第1幕の最初から合唱も活躍する数々の歌は、間違いなくロッシーニの世界へと誘ってくれる。それに欠かすことのできない歌手たちが、誰をとっても素晴らしいのだ。すなわちマルコムを歌うダニエラ・バルチェローナ(メゾソプラノ)、もうひとり 、父親が嫁にしようとしている反乱軍の首領、ロドリーゴのジョン・オズボーン(テノール)、それからエレナの父親ダグラス卿のオレン・グラドゥスである。
たとえ第1幕で気分がのらない個人的な理由(寝不足とか仕事のストレスとか)があっても、歌の力は偉大である。第2幕は冒頭から息もつかせないほどの圧倒的なレベルで見るものを興奮させる。冒頭ではフローレスが再登場し、極めて美しいアリア「おお甘き炎よ」を歌うと、そこにもう一人のテノール、オズボーンが登場してディドナートを加えた三重唱へと続く。会場は興奮のるつぼと化すのはこのあたりだ。
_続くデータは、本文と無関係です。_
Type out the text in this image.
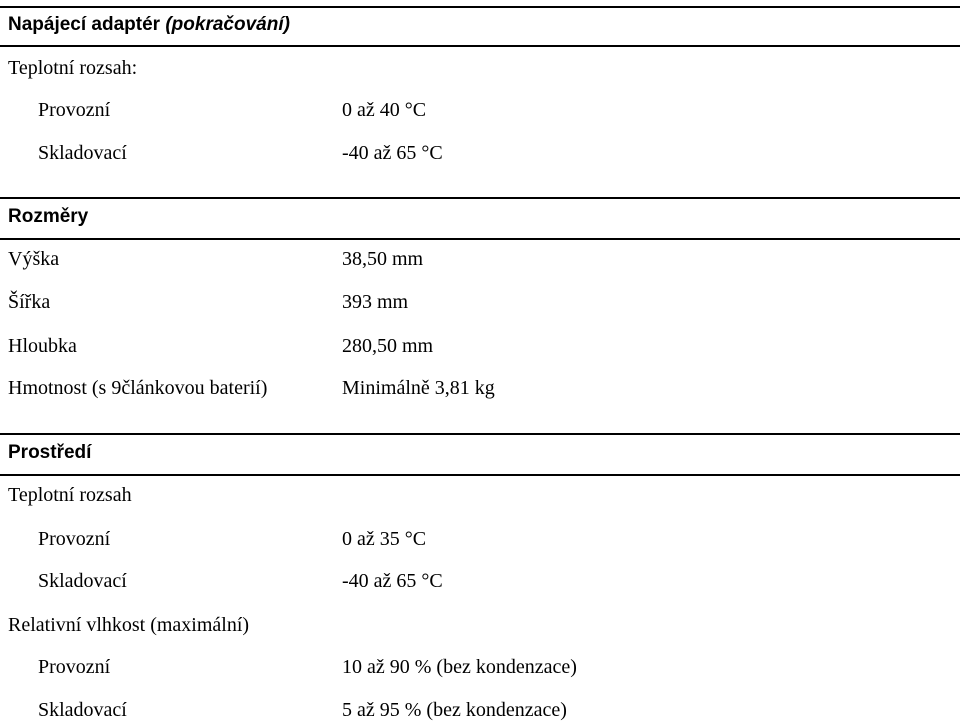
Napájecí adaptér (pokračování)
Teplotní rozsah:
Provozní	0 až 40 °C
Skladovací	-40 až 65 °C
Rozměry
Výška	38,50 mm
Šířka	393 mm
Hloubka	280,50 mm
Hmotnost (s 9článkovou baterií)	Minimálně 3,81 kg
Prostředí
Teplotní rozsah
Provozní	0 až 35 °C
Skladovací	-40 až 65 °C
Relativní vlhkost (maximální)
Provozní	10 až 90 % (bez kondenzace)
Skladovací	5 až 95 % (bez kondenzace)
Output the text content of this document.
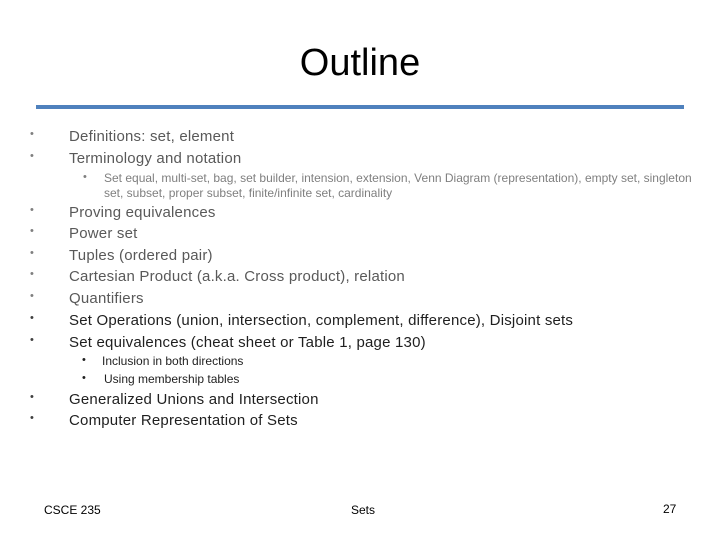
Outline
• Definitions: set, element
• Terminology and notation
• Set equal, multi-set, bag, set builder, intension, extension, Venn Diagram (representation), empty set, singleton set, subset, proper subset, finite/infinite set, cardinality
• Proving equivalences
• Power set
• Tuples (ordered pair)
• Cartesian Product (a.k.a. Cross product), relation
• Quantifiers
• Set Operations (union, intersection, complement, difference), Disjoint sets
• Set equivalences (cheat sheet or Table 1, page 130)
• Inclusion in both directions
• Using membership tables
• Generalized Unions and Intersection
• Computer Representation of Sets
CSCE 235	Sets	27
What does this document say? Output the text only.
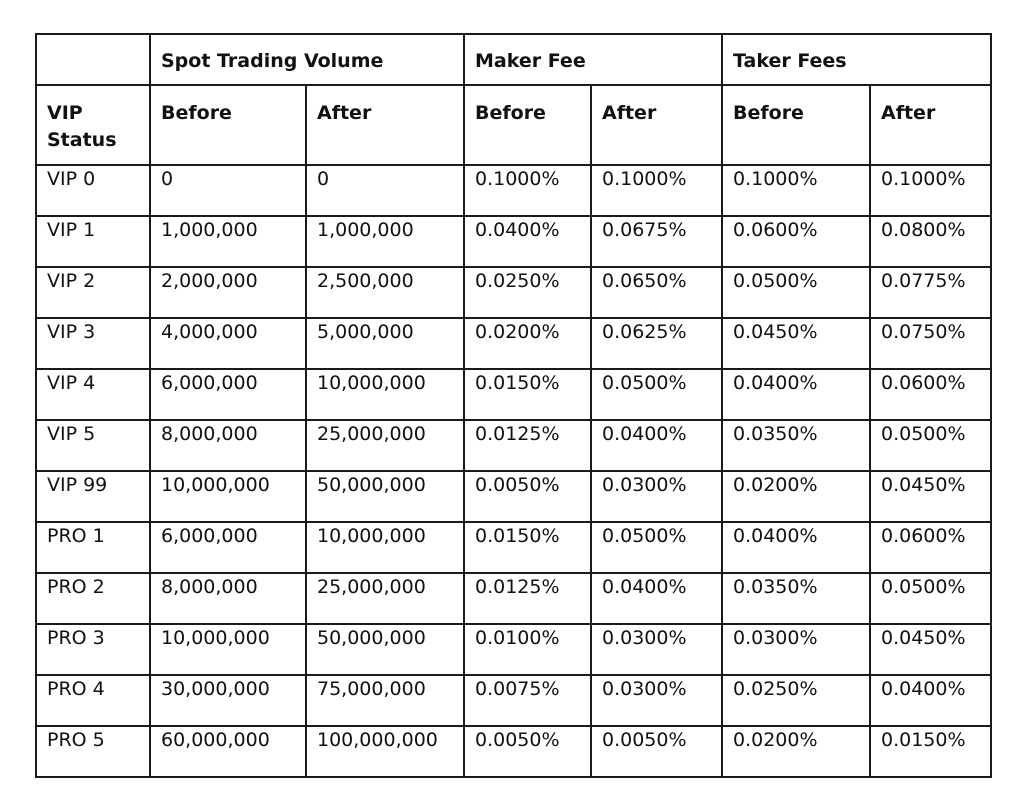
	Spot Trading Volume		Maker Fee		Taker Fees	
VIP Status	Before	After	Before	After	Before	After
VIP 0	0	0	0.1000%	0.1000%	0.1000%	0.1000%
VIP 1	1,000,000	1,000,000	0.0400%	0.0675%	0.0600%	0.0800%
VIP 2	2,000,000	2,500,000	0.0250%	0.0650%	0.0500%	0.0775%
VIP 3	4,000,000	5,000,000	0.0200%	0.0625%	0.0450%	0.0750%
VIP 4	6,000,000	10,000,000	0.0150%	0.0500%	0.0400%	0.0600%
VIP 5	8,000,000	25,000,000	0.0125%	0.0400%	0.0350%	0.0500%
VIP 99	10,000,000	50,000,000	0.0050%	0.0300%	0.0200%	0.0450%
PRO 1	6,000,000	10,000,000	0.0150%	0.0500%	0.0400%	0.0600%
PRO 2	8,000,000	25,000,000	0.0125%	0.0400%	0.0350%	0.0500%
PRO 3	10,000,000	50,000,000	0.0100%	0.0300%	0.0300%	0.0450%
PRO 4	30,000,000	75,000,000	0.0075%	0.0300%	0.0250%	0.0400%
PRO 5	60,000,000	100,000,000	0.0050%	0.0050%	0.0200%	0.0150%
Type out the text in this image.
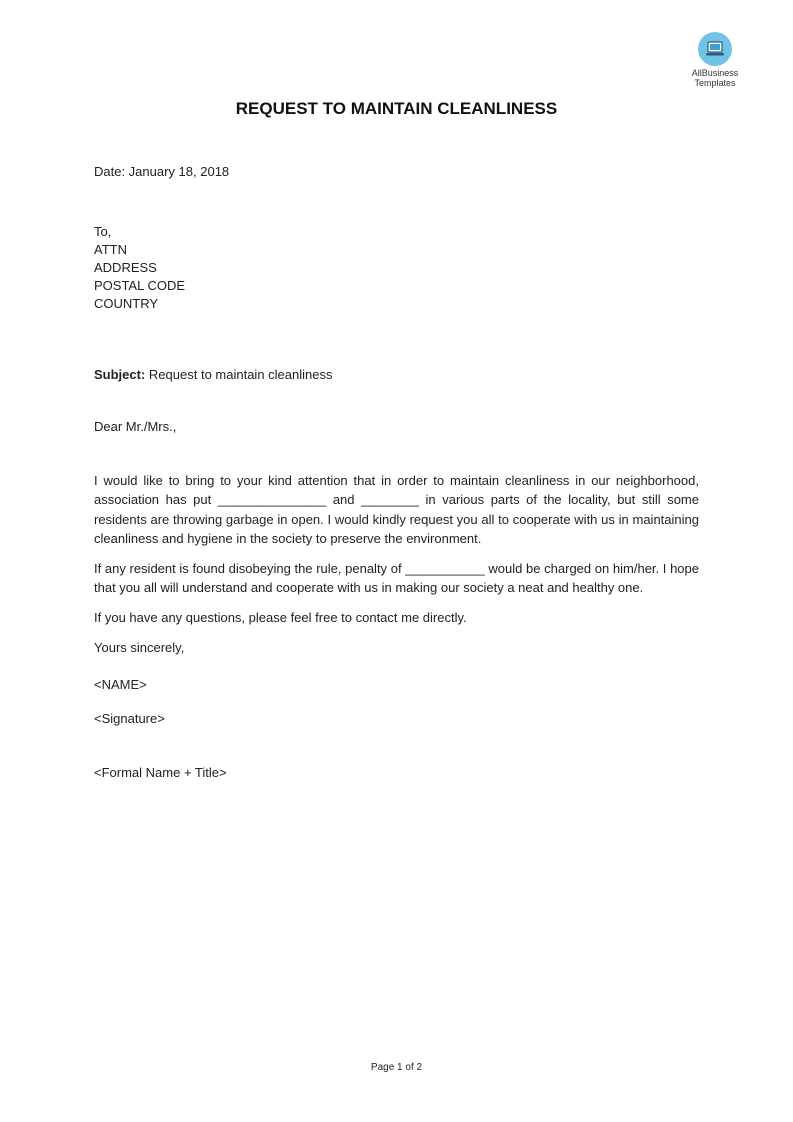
AllBusiness
Templates
REQUEST TO MAINTAIN CLEANLINESS
Date: January 18, 2018
To,
ATTN
ADDRESS
POSTAL CODE
COUNTRY
Subject: Request to maintain cleanliness
Dear Mr./Mrs.,
I would like to bring to your kind attention that in order to maintain cleanliness in our neighborhood, association has put _______________ and ________ in various parts of the locality, but still some residents are throwing garbage in open. I would kindly request you all to cooperate with us in maintaining cleanliness and hygiene in the society to preserve the environment.
If any resident is found disobeying the rule, penalty of ___________ would be charged on him/her. I hope that you all will understand and cooperate with us in making our society a neat and healthy one.
If you have any questions, please feel free to contact me directly.
Yours sincerely,
<NAME>
<Signature>
<Formal Name + Title>
Page 1 of 2
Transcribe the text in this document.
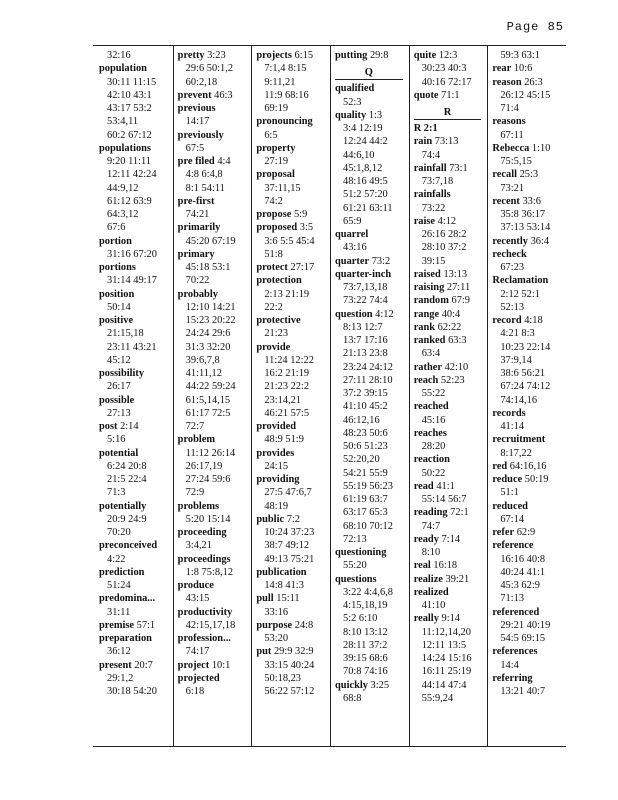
Page 85
32:16
population
30:11 11:15
42:10 43:1
43:17 53:2
53:4,11
60:2 67:12
populations
9:20 11:11
12:11 42:24
44:9,12
61:12 63:9
64:3,12
67:6
portion
31:16 67:20
portions
31:14 49:17
position
50:14
positive
21:15,18
23:11 43:21
45:12
possibility
26:17
possible
27:13
post 2:14
5:16
potential
6:24 20:8
21:5 22:4
71:3
potentially
20:9 24:9
70:20
preconceived
4:22
prediction
51:24
predomina...
31:11
premise 57:1
preparation
36:12
present 20:7
29:1,2
30:18 54:20
pretty 3:23
29:6 50:1,2
60:2,18
prevent 46:3
previous
14:17
previously
67:5
pre filed 4:4
4:8 6:4,8
8:1 54:11
pre-first
74:21
primarily
45:20 67:19
primary
45:18 53:1
70:22
probably
12:10 14:21
15:23 20:22
24:24 29:6
31:3 32:20
39:6,7,8
41:11,12
44:22 59:24
61:5,14,15
61:17 72:5
72:7
problem
11:12 26:14
26:17,19
27:24 59:6
72:9
problems
5:20 15:14
proceeding
3:4,21
proceedings
1:8 75:8,12
produce
43:15
productivity
42:15,17,18
profession...
74:17
project 10:1
projected
6:18
projects 6:15
7:1,4 8:15
9:11,21
11:9 68:16
69:19
pronouncing
6:5
property
27:19
proposal
37:11,15
74:2
propose 5:9
proposed 3:5
3:6 5:5 45:4
51:8
protect 27:17
protection
2:13 21:19
22:2
protective
21:23
provide
11:24 12:22
16:2 21:19
21:23 22:2
23:14,21
46:21 57:5
provided
48:9 51:9
provides
24:15
providing
27:5 47:6,7
48:19
public 7:2
10:24 37:23
38:7 49:12
49:13 75:21
publication
14:8 41:3
pull 15:11
33:16
purpose 24:8
53:20
put 29:9 32:9
33:15 40:24
50:18,23
56:22 57:12
putting 29:8
Q
qualified
52:3
quality 1:3
3:4 12:19
12:24 44:2
44:6,10
45:1,8,12
48:16 49:5
51:2 57:20
61:21 63:11
65:9
quarrel
43:16
quarter 73:2
quarter-inch
73:7,13,18
73:22 74:4
question 4:12
8:13 12:7
13:7 17:16
21:13 23:8
23:24 24:12
27:11 28:10
37:2 39:15
41:10 45:2
46:12,16
48:23 50:6
50:6 51:23
52:20,20
54:21 55:9
55:19 56:23
61:19 63:7
63:17 65:3
68:10 70:12
72:13
questioning
55:20
questions
3:22 4:4,6,8
4:15,18,19
5:2 6:10
8:10 13:12
28:11 37:2
39:15 68:6
70:8 74:16
quickly 3:25
68:8
quite 12:3
30:23 40:3
40:16 72:17
quote 71:1
R
R 2:1
rain 73:13
74:4
rainfall 73:1
73:7,18
rainfalls
73:22
raise 4:12
26:16 28:2
28:10 37:2
39:15
raised 13:13
raising 27:11
random 67:9
range 40:4
rank 62:22
ranked 63:3
63:4
rather 42:10
reach 52:23
55:22
reached
45:16
reaches
28:20
reaction
50:22
read 41:1
55:14 56:7
reading 72:1
74:7
ready 7:14
8:10
real 16:18
realize 39:21
realized
41:10
really 9:14
11:12,14,20
12:11 13:5
14:24 15:16
16:11 25:19
44:14 47:4
55:9,24
59:3 63:1
rear 10:6
reason 26:3
26:12 45:15
71:4
reasons
67:11
Rebecca 1:10
75:5,15
recall 25:3
73:21
recent 33:6
35:8 36:17
37:13 53:14
recently 36:4
recheck
67:23
Reclamation
2:12 52:1
52:13
record 4:18
4:21 8:3
10:23 22:14
37:9,14
38:6 56:21
67:24 74:12
74:14,16
records
41:14
recruitment
8:17,22
red 64:16,16
reduce 50:19
51:1
reduced
67:14
refer 62:9
reference
16:16 40:8
40:24 41:1
45:3 62:9
71:13
referenced
29:21 40:19
54:5 69:15
references
14:4
referring
13:21 40:7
第2場で国王はエレナの願いを聞き入れ、捉えられた反乱軍の人たち、すなわちエレナの父、マルコムらを解放する。しかも二人が結ばれることをも彼は許すのだ。そのさりげない、べたべたしたところのない展開は、このオペラの主題とも言うべき和解というものを嬉しいくらいにしみじみと味わわせてくれる。これほど感じのいい幕切れもない。最後にはエレナは超絶技巧を駆使してアリア「胸の思いは満ち溢れ」を歌うと舞台は最高潮に達する。炸裂する歌にぴたりと寄り添い、歌手たちとの見事な呼吸の溶け合いを可能にしたのは、ミケーレ・マリオッティの指揮の功績である。目立ち過ぎず、品のある舞台を作るポール・カランの演出と合わせ、この公演を類まれな成功に導いたと思われる。